Title: Jenny Pox
Author: Jeff Bryan
Poor Jenny. She hasn’t got any friends, her dad’s a drunk, and her only crush, Seth, is the boyfriend of her absolute worst enemy in the world—Ashleigh Goodling. What Jenny has got is the deadly ability to kill with just a touch. She can’t control it, so she avoids touching anyone. After a near-tragic accident, she discovers Seth has an unusual ability as well—he can heal people just like she can kill them. To make it even more amazing, he can touch her and not die from a horrific plague. Too bad Ashleigh isn’t going to let him go easily. Especially not with her own ability—to manipulate people.
At first, I was like, Oh, great, dues ex machina. Everybody’s got magic stuff going on. Separated mystical soul mates, and so on. So where can this book go that the movie Hancock didn’t?
Well, in short, nowhere, because this book is a mash-up of Hancock, Carrie, and Mean Girls.
So far, sounds like a pretty negative review, huh?
The book starts off a little stiff, but quickly engages the reader. It’s a fun story, even if you’ve pretty much seen it/read it before. Bryan managed to create a unique, sympathetic character with Jenny. In fact, I think his female characters were better written than the male ones!

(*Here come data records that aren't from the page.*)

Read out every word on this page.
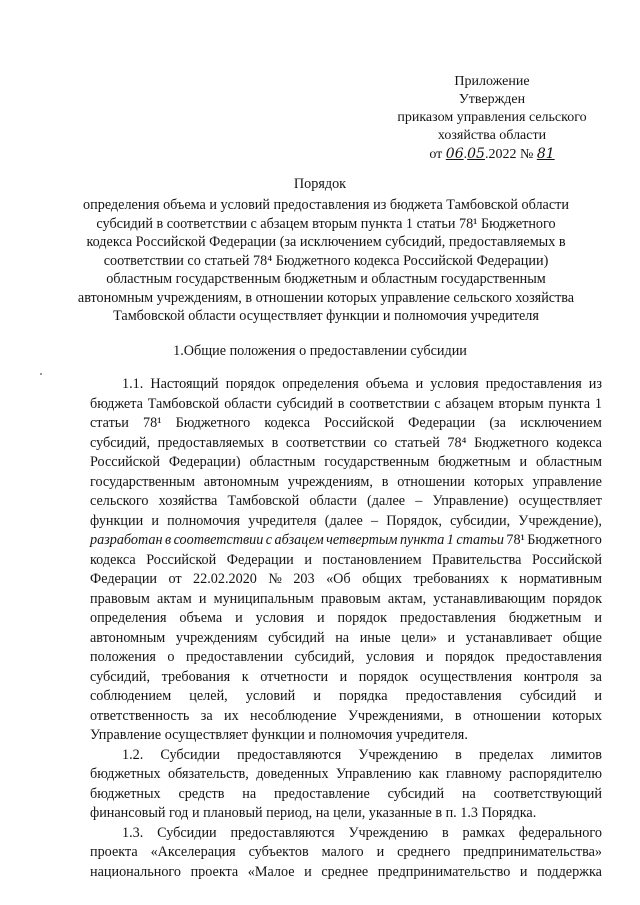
Приложение
Утвержден
приказом управления сельского
хозяйства области
от 06.05.2022 № 81
Порядок
определения объема и условий предоставления из бюджета Тамбовской области
субсидий в соответствии с абзацем вторым пункта 1 статьи 78¹ Бюджетного
кодекса Российской Федерации (за исключением субсидий, предоставляемых в
соответствии со статьей 78⁴ Бюджетного кодекса Российской Федерации)
областным государственным бюджетным и областным государственным
автономным учреждениям, в отношении которых управление сельского хозяйства
Тамбовской области осуществляет функции и полномочия учредителя
1.Общие положения о предоставлении субсидии
1.1. Настоящий порядок определения объема и условия предоставления из
бюджета Тамбовской области субсидий в соответствии с абзацем вторым пункта 1
статьи 78¹ Бюджетного кодекса Российской Федерации (за исключением
субсидий, предоставляемых в соответствии со статьей 78⁴ Бюджетного кодекса
Российской Федерации) областным государственным бюджетным и областным
государственным автономным учреждениям, в отношении которых управление
сельского хозяйства Тамбовской области (далее – Управление) осуществляет
функции и полномочия учредителя (далее – Порядок, субсидии, Учреждение),
разработан в соответствии с абзацем четвертым пункта 1 статьи 78¹ Бюджетного
кодекса Российской Федерации и постановлением Правительства Российской
Федерации от 22.02.2020 № 203 «Об общих требованиях к нормативным
правовым актам и муниципальным правовым актам, устанавливающим порядок
определения объема и условия и порядок предоставления бюджетным и
автономным учреждениям субсидий на иные цели» и устанавливает общие
положения о предоставлении субсидий, условия и порядок предоставления
субсидий, требования к отчетности и порядок осуществления контроля за
соблюдением целей, условий и порядка предоставления субсидий и
ответственность за их несоблюдение Учреждениями, в отношении которых
Управление осуществляет функции и полномочия учредителя.
1.2. Субсидии предоставляются Учреждению в пределах лимитов
бюджетных обязательств, доведенных Управлению как главному распорядителю
бюджетных средств на предоставление субсидий на соответствующий
финансовый год и плановый период, на цели, указанные в п. 1.3 Порядка.
1.3. Субсидии предоставляются Учреждению в рамках федерального
проекта «Акселерация субъектов малого и среднего предпринимательства»
национального проекта «Малое и среднее предпринимательство и поддержка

I thought she was a refreshing change from the usual type of character that populate these sort of novels. She’s not self-pitying, doesn’t yearn to be part of the ‘in’ crowd, and she knows who she is and what she wants. Even though she has an ability that forces her isolation from everyone, she is content with her life. She’s accepted it, and even when Seth comes into the picture and we have the inevitable betrayal scene, she still doesn’t let it destroy her.
Jenny knows she has the power to destroy, but she never gives in to the urge, except at the very end in a very Carrie II: The Rage-esque moment. Seth’s character never really develops. He’s sort of nothing and then all of a sudden he’s boyfriend material. He needed a bit more defining in the early parts of the book. Ashleigh’s character brought out some good stuff in the plot—the use of religion to control and manipulate the masses, and the matters of tolerance and intolerance. It was fun watching her world-domination plots unfold naturally—or supernaturally, if you will. The end is predictable from the second you read the blurb, but it’s executed beautifully. I loved the last few chapters. I think they brought the whole story together, although it did rely on the Hancock lost gods/goddesses mythology a little much.
So in all, Jenny Pox is a fun read. It’s good, well-written, and a great novel to just sit and read without taking too seriously.